I have tried using a regular "rabbit" ear antenna, but after a while the picture starts breaking up for a short period of time. So, I deceided I am going out to buy this antenna, but I have a question.

Do you constantly have to adjust the antenna to bring in stations or does it basically sit in one postion and bring all stations in?

Thanks,

Jim


----------



## cmoss5 (May 26, 2006)

No, just get a good antenna....if you plan to set up an outside antenna, go online at solidsignal.com and you can look for some there...I got mine there..Igot the 
WINEGARD 2000....just set it up in one correct direction and the amplifier for this
antenna will do the rest....$82.99 is a lot but is worth it to me....you can get 
a cheaper one at Radio Shack...depends on how far you live from your towers for your local tv stations....


----------



## ahrjmr (Nov 17, 2004)

cmoss5 said:


> No, just get a good antenna....if you plan to set up an outside antenna, go online at solidsignal.com and you can look for some there...I got mine there..Igot the
> WINEGARD 2000....just set it up in one correct direction and the amplifier for this
> antenna will do the rest....$82.99 is a lot but is worth it to me....you can get
> a cheaper one at Radio Shack...depends on how far you live from your towers for your local tv stations....
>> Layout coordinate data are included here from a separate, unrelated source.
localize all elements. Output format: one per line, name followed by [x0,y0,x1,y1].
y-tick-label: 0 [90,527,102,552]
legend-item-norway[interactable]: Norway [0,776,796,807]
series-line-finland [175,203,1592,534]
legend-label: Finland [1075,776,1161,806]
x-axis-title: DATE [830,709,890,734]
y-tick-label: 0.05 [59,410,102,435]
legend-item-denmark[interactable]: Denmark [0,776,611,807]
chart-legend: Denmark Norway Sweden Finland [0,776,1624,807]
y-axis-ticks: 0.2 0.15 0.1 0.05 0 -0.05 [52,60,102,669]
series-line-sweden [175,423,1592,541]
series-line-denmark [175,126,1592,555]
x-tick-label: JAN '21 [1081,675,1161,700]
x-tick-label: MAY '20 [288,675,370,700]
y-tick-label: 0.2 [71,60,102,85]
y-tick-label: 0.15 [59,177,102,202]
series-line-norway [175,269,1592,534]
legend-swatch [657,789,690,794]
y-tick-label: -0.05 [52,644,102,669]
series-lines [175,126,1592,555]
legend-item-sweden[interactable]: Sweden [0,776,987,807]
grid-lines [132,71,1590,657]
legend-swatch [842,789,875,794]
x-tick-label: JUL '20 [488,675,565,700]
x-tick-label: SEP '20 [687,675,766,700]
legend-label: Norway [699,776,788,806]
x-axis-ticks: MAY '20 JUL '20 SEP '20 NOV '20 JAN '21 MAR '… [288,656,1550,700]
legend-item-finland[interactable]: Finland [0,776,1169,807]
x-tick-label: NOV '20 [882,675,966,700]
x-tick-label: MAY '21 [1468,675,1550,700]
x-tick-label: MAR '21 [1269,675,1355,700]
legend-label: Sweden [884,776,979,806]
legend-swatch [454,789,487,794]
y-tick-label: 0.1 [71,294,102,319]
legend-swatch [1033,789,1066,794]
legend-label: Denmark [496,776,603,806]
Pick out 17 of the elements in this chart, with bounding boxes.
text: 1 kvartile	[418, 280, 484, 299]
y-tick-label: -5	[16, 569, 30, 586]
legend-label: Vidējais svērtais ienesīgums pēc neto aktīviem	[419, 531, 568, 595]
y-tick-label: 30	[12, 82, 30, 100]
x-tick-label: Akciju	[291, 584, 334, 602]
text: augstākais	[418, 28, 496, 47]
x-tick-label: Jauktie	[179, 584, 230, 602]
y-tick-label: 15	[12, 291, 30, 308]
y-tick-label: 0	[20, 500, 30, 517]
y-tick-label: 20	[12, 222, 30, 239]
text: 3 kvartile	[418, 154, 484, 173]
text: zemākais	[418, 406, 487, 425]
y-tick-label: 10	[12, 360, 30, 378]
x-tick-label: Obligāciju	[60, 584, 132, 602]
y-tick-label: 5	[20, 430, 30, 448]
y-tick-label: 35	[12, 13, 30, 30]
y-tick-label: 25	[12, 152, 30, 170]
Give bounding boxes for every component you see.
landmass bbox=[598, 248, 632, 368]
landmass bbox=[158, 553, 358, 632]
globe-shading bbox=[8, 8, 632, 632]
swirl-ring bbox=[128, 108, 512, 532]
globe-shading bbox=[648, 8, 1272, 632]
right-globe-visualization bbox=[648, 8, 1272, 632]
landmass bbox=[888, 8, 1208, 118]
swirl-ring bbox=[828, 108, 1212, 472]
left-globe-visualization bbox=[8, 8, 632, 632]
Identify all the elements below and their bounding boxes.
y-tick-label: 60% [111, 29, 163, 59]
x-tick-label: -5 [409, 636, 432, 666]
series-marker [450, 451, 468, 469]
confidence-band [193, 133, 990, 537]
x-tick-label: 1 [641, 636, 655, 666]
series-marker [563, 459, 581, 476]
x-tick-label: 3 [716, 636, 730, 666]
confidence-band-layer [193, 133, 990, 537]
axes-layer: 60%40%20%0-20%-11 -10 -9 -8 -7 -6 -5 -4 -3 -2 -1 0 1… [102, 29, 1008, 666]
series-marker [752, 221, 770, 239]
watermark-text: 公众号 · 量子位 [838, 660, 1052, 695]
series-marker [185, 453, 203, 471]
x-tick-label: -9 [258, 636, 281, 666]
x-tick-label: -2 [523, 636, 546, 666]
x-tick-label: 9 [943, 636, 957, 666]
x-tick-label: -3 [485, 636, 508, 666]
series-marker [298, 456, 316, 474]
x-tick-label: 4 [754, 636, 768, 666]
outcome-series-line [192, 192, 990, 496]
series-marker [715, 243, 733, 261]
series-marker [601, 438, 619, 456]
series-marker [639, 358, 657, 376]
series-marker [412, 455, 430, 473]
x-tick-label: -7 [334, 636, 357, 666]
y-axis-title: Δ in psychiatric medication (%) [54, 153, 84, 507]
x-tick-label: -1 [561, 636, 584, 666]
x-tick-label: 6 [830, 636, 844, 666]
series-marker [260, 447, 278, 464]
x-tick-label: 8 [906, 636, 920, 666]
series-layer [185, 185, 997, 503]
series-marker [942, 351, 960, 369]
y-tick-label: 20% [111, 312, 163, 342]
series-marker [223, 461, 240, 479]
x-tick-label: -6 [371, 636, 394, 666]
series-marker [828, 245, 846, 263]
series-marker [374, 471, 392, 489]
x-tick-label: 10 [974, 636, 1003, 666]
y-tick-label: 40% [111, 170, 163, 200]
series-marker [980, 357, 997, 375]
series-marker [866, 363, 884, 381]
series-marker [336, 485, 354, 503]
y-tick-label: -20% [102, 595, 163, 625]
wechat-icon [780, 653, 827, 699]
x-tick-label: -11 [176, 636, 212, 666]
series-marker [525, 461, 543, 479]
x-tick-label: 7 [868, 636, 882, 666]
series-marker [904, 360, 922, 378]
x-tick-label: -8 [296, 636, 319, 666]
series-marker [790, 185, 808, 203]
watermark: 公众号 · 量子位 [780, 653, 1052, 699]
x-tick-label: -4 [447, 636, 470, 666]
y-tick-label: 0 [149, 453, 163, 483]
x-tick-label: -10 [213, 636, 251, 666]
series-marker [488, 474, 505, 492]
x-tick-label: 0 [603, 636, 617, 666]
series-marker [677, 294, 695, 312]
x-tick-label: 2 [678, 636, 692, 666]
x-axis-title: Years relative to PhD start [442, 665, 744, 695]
I live about 15 miles from each of the towers of my locals and I can receive almost all the channels well with the exception of what I mentioned in my earlier post.


----------



## Cholly (Mar 22, 2004)

Understand this: there is no such thing as an HDTV antenna, despite the labels you may see on the package. The Silver Sensor is pretty good as far as indoor antennas go. Living about 15 miles from the transmitters, you should be okay with an unamplified antenna. You may find it necessary to rotate and/or raise the antenna slightly to get best signal strength and least multipath on any given station.


----------